All members of the VEGF family stimulate cellular responses by binding to tyrosine kinase receptors on the cell surface, causing them to dimerize and become activated through transphosphorylation. The VEGF receptors have an extracellular portion consisting of 7 immunoglobulin-like domains, a single transmembrane spanning region and an intracellular portion containing a split tyrosine-kinase domain.
VEGF-A binds to VEGFR-1 and VEGFR-2. VEGFR-2 appears to mediate almost all of the known cellular responses to VEGF. The function of VEGFR-1 is less well defined, although it is thought to modulate VEGFR-2 signaling. Another function of VEGFR-1 is to act as a dummy/decoy receptor, sequestering VEGF from VEGFR-2 binding. In fact, an alternatively spliced form of VEGFR-1 is not a membrane bound protein but is secreted and functions primarily as a decoy. A third receptor has been discovered, however, VEGF-A is not a ligand for this receptor. VEGFR-3 mediates lymphangiogenesis in response to VEGF-C and VEGF-D.

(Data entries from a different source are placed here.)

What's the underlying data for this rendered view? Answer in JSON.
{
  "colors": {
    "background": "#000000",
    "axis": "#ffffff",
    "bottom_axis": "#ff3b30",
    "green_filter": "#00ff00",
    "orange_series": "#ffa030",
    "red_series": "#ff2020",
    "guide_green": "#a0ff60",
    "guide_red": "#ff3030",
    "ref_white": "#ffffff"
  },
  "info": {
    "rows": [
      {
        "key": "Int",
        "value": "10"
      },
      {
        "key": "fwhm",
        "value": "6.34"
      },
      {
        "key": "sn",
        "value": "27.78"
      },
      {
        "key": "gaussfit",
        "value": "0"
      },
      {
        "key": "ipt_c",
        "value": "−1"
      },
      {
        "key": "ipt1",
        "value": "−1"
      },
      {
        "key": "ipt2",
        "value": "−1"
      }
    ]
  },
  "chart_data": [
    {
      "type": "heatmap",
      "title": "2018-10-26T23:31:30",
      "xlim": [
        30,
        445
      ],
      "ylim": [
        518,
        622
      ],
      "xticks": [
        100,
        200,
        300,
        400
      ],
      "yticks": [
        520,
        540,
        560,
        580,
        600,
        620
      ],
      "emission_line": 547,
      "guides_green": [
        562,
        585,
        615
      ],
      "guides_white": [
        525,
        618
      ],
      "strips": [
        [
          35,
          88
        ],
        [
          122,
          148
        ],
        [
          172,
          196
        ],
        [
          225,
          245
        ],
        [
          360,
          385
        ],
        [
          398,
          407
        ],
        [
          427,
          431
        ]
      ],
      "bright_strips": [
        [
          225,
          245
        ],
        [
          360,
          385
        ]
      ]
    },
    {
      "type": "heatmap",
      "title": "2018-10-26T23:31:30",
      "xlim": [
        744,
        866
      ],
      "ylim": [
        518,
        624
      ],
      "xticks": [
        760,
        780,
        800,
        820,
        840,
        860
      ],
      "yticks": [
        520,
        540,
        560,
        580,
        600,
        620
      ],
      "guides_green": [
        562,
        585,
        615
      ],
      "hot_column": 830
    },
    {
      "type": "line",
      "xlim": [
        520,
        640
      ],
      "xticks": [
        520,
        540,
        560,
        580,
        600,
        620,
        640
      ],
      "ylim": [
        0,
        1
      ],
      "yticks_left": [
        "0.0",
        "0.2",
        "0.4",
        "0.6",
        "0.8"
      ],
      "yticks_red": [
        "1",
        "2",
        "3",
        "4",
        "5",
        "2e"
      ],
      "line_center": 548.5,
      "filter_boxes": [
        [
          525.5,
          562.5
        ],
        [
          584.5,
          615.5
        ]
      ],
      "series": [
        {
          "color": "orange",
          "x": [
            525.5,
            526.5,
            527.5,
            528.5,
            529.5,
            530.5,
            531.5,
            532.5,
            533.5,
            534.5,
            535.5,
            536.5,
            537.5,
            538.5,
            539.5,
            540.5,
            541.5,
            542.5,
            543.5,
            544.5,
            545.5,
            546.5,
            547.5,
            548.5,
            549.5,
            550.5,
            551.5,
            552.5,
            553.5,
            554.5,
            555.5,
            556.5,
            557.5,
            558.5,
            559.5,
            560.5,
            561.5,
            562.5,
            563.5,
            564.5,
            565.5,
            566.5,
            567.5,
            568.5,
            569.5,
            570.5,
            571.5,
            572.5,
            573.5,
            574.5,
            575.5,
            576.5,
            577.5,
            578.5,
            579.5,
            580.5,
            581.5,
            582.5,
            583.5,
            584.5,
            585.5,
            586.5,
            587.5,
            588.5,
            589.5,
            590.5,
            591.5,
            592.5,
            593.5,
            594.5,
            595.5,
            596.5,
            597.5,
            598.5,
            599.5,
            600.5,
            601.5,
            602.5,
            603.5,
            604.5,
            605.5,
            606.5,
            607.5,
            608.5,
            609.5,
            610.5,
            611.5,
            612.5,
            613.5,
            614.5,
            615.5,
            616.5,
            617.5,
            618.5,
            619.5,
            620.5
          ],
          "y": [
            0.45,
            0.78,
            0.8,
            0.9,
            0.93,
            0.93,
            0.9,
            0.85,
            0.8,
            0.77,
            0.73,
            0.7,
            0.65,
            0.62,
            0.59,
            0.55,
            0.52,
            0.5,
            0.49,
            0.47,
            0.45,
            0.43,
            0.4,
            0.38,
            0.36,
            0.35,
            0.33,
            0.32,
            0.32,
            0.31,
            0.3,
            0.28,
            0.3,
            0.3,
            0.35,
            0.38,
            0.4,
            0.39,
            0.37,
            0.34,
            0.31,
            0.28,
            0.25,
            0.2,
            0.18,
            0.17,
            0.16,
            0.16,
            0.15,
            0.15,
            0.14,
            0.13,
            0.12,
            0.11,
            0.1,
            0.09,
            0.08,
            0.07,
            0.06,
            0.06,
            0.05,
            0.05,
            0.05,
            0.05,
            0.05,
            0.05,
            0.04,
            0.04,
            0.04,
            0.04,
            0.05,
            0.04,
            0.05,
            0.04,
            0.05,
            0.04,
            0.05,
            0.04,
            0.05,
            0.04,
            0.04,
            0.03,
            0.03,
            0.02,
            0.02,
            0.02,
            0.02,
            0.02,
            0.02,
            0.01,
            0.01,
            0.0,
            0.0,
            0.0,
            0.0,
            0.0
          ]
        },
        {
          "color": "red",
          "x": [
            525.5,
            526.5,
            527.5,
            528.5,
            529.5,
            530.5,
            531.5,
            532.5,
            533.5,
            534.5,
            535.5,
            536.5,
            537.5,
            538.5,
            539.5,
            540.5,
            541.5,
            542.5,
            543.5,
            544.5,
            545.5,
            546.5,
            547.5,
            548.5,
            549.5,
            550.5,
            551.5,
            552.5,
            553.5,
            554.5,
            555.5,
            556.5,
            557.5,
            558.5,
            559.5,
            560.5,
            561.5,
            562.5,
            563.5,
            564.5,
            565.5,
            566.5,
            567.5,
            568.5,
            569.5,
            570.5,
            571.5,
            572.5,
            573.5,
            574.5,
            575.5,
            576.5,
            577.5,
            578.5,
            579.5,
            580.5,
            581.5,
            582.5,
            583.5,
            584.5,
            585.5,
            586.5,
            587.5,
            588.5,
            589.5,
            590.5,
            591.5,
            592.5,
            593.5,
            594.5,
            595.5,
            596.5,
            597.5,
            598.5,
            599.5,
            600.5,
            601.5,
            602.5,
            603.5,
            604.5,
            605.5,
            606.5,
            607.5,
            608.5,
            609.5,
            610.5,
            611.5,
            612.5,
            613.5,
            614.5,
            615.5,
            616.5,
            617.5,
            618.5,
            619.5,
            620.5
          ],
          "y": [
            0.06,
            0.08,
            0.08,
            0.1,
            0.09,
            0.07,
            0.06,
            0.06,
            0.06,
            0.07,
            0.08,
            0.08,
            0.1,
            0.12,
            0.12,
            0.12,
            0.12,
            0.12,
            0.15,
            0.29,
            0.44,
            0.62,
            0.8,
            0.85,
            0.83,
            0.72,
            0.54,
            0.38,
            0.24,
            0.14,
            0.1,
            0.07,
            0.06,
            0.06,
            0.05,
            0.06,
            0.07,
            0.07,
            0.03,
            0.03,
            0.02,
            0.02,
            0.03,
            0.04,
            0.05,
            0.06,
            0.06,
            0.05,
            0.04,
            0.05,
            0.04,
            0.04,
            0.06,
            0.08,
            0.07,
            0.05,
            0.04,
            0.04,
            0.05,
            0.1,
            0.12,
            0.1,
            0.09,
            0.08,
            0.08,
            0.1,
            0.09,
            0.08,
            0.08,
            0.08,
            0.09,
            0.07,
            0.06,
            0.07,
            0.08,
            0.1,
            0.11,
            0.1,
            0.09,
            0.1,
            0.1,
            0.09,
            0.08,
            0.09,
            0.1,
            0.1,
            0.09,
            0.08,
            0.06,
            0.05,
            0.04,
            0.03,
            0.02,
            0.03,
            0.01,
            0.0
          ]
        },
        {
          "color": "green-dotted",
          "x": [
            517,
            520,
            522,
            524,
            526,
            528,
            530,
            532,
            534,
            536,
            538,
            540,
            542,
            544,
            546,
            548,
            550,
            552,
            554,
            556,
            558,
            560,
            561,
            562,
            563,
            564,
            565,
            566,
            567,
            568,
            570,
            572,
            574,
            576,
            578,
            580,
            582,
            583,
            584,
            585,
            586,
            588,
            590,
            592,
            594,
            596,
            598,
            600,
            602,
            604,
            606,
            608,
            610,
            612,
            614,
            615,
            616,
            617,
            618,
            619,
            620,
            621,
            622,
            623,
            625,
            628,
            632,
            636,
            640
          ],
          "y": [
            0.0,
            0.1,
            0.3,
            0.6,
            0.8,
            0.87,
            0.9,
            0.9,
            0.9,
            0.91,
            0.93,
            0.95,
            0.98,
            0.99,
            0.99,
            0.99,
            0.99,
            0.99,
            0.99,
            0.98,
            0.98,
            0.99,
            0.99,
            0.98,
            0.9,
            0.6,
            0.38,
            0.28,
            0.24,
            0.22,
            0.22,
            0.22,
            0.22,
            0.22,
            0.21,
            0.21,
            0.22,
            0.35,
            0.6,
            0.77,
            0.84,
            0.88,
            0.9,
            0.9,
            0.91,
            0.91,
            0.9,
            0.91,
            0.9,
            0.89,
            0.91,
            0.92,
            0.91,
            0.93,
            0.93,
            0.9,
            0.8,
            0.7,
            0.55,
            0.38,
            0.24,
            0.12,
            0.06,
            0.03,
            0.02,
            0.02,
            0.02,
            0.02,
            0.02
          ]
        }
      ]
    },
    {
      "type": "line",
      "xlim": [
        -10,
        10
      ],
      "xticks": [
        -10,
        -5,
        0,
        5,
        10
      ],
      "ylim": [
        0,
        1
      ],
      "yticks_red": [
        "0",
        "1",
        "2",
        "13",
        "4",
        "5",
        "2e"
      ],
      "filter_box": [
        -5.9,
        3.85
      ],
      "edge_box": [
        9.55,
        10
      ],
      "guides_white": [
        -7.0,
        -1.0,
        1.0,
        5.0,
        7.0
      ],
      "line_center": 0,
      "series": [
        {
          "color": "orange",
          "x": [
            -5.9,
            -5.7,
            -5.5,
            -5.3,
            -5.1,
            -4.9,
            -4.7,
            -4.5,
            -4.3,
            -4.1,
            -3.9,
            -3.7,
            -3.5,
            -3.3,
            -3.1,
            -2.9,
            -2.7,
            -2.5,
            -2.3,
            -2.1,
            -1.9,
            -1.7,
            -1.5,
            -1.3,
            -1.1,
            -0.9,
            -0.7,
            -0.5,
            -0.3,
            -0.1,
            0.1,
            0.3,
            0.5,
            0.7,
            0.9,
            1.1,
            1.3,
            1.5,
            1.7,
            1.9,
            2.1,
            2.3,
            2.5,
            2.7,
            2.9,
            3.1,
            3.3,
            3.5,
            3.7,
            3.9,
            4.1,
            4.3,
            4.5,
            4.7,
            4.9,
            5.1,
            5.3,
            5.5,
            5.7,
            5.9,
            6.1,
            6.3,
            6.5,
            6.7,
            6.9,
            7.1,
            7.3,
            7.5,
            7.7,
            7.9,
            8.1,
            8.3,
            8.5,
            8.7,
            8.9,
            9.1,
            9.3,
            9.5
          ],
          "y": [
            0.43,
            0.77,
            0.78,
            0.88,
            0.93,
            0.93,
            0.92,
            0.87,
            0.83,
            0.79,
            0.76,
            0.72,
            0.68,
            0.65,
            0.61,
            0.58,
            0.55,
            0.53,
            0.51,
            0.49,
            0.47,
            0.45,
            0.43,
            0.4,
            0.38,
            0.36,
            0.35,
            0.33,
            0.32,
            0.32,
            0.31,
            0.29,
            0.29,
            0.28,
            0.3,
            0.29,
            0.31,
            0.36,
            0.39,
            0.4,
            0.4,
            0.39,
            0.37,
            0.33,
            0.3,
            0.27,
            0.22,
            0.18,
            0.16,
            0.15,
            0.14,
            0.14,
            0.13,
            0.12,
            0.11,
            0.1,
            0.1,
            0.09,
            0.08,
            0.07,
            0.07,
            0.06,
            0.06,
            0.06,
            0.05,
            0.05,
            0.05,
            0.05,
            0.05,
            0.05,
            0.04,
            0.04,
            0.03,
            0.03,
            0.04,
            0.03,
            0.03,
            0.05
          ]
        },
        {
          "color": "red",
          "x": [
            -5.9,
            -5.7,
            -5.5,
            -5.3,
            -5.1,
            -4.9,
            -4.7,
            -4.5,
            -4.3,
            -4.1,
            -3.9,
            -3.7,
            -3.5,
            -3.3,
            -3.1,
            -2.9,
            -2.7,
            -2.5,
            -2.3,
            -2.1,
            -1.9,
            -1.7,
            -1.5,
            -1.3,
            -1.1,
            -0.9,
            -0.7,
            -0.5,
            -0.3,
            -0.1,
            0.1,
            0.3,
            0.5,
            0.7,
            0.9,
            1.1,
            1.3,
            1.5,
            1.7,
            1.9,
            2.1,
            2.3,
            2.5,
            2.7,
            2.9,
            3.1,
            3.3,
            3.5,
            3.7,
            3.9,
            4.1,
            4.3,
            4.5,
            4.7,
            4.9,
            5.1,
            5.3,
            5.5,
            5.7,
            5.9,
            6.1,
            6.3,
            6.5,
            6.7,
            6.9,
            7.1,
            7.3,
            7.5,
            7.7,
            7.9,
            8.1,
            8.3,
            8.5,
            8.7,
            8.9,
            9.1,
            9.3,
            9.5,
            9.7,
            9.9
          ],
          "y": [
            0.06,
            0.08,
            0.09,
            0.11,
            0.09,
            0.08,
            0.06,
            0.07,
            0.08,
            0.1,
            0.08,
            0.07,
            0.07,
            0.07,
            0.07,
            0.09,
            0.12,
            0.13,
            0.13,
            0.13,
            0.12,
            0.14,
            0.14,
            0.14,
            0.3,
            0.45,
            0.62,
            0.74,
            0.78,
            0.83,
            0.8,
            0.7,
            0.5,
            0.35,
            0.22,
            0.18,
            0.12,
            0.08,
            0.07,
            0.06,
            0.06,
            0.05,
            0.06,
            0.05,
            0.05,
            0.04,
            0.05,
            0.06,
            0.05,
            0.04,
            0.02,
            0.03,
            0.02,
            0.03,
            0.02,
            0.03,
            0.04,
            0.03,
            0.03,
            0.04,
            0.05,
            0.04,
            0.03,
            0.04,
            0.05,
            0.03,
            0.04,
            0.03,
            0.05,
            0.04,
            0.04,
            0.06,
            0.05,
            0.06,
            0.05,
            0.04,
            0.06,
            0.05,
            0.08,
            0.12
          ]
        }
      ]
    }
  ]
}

In addition to binding to VEGFRs, TACO VEGF binds to receptor complexes consisting of both neuropilins and VEGFRs. This receptor complex has increased VEGF signalling activity in endothelial cells. Neuropilins are pleitrophic receptors and therefore other molecules may interfere with the signalling of the NRP/VEGFR receptor complexes. For example, Class 3 semaphorins compete with VEGF165 for NRP binding and could therefore regulate VEGF-mediated angiogenesis.